Saturday, October 13, 2012

Past patterns: the barren periphery

Cities tend to grow up where there is an abundant food supply, and also the means to bring in additional food supplies. In China, this meant the broad flood plains of navigable rivers.

Daniel Little, Understanding Society, 10 September 2012
Soil fertility and agricultural productivity are related factors. High fertility supports dense population -- hence "core" defined in terms of population density. And fertility is related to rivers. Flood plains have natural advantages when it comes to agriculture. But fertility is related to social factors as well. High population density yields fertilizer in the form of night soil. It also creates demand, as Skinner observed, for fuel, which led to a transfer of nutrients from periphery to core. And agriculture is responsive to investment in infrastructure -- roads, irrigation, water management systems. But these investments are easier to gain in high density populations. This all implies a couple of important feedback loops: density =>; rising agricultural productivity => rising density.

What about the periphery regions? They lack water transport; there is less economic demand for roads; agricultural productivity is low; and peripheries are generally difficult for states to penetrate with civil and military force.
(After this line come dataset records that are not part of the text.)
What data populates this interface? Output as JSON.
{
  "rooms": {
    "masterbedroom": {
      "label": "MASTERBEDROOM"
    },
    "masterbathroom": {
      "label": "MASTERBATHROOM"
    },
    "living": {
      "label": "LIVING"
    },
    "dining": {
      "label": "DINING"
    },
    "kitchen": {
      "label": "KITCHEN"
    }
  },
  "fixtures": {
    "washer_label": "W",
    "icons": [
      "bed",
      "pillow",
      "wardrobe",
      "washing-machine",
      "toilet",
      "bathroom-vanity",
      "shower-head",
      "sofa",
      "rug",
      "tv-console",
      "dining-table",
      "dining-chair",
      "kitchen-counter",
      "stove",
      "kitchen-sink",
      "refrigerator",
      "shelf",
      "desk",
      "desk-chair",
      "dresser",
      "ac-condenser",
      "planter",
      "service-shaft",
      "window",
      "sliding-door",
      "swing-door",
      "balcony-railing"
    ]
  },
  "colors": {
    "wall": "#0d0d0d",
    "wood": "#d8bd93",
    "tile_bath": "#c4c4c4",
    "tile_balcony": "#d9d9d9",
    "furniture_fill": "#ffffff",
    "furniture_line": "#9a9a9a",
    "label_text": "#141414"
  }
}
So bandits, rebels, and anarchists can loiter there in reasonable comfort.

Braudel, not making exactly the same point, noted the dichotomy between the low land farming areas and the upland pastoral lifestyle. Lifestyles that were both symbiotic, but also often in conflict. 

Since people like to ponder what a future collapsed world will look like, I think it is a good idea to start with how it all used to be before canals, steam, and rails really started to change things.  People seem to spend a lot of time worrying about what is going to happen in the first week of a collapse, the great exodus from the cities and all that, but don't seem to pay much attention to the natural lie of the landscape in their area and how it relates to other adjoining geographic regions.  In the United States this takes particular consideration because almost none of the initial farming was really geared toward subsistance, even the New England colonies, very early on, made their money by trading food to the tobacco raising Southern colonies which were exporting to Europe.  So from the very start development was tied into the a global economy, not some sort of pristine live-off-the land idealism.  People still had to pay taxes, and thus trade was still an issue.  In a collapse that knocked out world trade, redevelopment would not necessarily mimic the early colonial period development patterns.